As survival has improved for the 2 million people with cardiorespiratory failure managed annually in
US intensive care units (ICUs), it has become apparent that these patients suffer from severe and
persistent post-discharge symptoms of psychological distress including depression, anxiety, and post-
traumatic stress disorder (PTSD). However, few targeted interventions exist that are relevant to
patients' experiences and that accommodate their many physical, social, and financial barriers to
personalized care. To fill this gap, we developed an innovative app-based mobile mindfulness training
program that promotes automated care delivery and self-management of symptom-related distress.
Subsequently, we conducted a pilot randomized clinical trial (RCT) called the LIFT study (R34
AT00819) that compared mobile mindfulness to both a standard telephone mindfulness program and
an ICU education control among survivors of cardiorespiratory failure. We found that mobile
mindfulness was feasibly delivered, acceptable, usable, and had a greater clinical impact on
psychological distress than either comparator. This trial also highlighted opportunities to improve the
intervention's impact related to its targeted population, content delivery, and system technology.

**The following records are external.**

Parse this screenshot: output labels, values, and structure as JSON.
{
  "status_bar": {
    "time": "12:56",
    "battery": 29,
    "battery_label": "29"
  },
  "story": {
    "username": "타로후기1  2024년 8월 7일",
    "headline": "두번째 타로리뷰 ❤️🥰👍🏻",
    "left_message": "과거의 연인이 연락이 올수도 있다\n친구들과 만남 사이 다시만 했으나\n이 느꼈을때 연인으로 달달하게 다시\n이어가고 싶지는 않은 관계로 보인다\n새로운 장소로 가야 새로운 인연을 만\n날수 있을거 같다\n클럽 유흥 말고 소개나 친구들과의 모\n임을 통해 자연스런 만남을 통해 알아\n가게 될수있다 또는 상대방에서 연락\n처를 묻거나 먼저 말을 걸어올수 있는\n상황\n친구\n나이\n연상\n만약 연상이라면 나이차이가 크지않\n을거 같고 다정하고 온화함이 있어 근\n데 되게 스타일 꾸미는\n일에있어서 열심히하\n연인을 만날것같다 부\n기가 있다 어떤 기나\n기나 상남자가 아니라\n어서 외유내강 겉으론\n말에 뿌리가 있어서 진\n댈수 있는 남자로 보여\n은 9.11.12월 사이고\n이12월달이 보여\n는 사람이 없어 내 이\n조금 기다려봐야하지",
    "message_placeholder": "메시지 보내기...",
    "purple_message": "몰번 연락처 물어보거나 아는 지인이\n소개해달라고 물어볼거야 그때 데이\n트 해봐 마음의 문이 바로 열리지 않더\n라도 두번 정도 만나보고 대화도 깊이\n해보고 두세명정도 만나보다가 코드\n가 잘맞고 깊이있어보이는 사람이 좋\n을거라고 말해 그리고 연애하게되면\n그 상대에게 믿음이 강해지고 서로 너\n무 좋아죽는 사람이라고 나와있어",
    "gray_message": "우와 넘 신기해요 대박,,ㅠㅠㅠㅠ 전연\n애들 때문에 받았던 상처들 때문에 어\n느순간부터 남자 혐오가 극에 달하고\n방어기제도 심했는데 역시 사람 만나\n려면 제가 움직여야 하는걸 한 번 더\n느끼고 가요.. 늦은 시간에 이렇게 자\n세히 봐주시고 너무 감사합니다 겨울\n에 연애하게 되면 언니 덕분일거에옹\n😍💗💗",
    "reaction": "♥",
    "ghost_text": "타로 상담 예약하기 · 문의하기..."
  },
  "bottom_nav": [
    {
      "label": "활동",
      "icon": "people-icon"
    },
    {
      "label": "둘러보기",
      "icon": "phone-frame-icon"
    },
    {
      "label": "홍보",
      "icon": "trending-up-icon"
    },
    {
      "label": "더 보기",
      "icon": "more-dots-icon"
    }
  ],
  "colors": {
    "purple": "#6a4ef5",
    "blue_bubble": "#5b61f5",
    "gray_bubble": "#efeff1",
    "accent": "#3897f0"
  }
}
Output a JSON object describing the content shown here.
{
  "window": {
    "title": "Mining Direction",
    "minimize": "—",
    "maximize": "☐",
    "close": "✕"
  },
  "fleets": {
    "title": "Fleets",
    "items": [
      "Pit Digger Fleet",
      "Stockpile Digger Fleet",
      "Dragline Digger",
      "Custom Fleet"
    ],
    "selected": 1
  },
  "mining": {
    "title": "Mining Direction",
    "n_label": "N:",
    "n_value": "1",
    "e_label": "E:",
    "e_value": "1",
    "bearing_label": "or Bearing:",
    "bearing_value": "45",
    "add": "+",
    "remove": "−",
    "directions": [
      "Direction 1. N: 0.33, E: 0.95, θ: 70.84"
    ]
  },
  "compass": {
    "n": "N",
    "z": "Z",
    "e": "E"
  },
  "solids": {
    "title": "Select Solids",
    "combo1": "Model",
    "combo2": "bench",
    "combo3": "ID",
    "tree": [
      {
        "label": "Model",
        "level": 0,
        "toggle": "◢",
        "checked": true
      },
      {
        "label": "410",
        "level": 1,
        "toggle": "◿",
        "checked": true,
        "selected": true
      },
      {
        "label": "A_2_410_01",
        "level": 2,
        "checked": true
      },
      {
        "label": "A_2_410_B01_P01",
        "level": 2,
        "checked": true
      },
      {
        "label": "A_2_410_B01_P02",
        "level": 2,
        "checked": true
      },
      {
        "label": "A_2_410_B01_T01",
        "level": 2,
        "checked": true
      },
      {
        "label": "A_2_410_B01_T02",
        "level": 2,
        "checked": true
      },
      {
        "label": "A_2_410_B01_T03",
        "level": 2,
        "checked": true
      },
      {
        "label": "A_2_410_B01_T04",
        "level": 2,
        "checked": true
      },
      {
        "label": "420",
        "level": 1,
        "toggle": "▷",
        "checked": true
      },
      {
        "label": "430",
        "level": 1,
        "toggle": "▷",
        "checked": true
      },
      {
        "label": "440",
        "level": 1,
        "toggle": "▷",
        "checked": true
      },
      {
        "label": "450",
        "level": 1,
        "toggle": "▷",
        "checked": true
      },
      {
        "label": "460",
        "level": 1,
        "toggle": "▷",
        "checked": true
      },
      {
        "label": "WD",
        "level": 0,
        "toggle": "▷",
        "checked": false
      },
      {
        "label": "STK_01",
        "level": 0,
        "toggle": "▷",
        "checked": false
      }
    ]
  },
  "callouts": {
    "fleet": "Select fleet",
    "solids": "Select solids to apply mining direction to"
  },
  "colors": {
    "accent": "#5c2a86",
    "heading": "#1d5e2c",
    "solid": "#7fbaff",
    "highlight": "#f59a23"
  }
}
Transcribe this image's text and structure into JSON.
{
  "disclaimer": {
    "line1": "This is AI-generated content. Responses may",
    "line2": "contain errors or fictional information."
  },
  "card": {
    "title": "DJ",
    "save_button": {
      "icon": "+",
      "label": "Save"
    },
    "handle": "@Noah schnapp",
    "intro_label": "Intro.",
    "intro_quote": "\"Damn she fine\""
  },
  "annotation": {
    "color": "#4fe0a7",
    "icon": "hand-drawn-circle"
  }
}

To address these gaps, we propose a 5-year project that is conceptualized as the Optimization
Phase of a multiphase optimization study (MOST) framework. We will optimize mobile mindfulness
with four specific aims: (1) Optimize the usability of key technological elements of mobile mindfulness;
(2) Using a factorial experimental design, identify which intervention components contribute most
meaningfully to feasibility, usability, and impact on psychological distress; (3) Explore barriers and
facilitators to intervention implementation; and (4) Using a mixed methods approach and data from
Aims 2 & 3, refine, update, and operationalize the final mMT intervention system. At the conclusion of
this U01 involving 320 cardiorespiratory failure survivors, we will deliver a mobile mindfulness system
fully optimized for usability, efficiency, scalability, and clinical impact that will be off-the-shelf ready for a
next-step definitive RCT—and can serve as a model for distance-based mind and body interventions.
Innovative elements of our U01 proposal include its paradigm-shifting automated stepped therapy
approach and its easily disseminatable mobile app delivery system—attributes that could allow
seamless, inexpensive population-level scaling of mMT and other mind-body therapies. This study
addresses research priorities on distress symptoms, personalized precision medicine, and self-
management outlined by the National Institutes of Health and numerous professional societies. Our
proven research network has the experience to conduct this U01 project that could advance the field
with a personalizable therapy that fills an important clinical care gap for a growing population.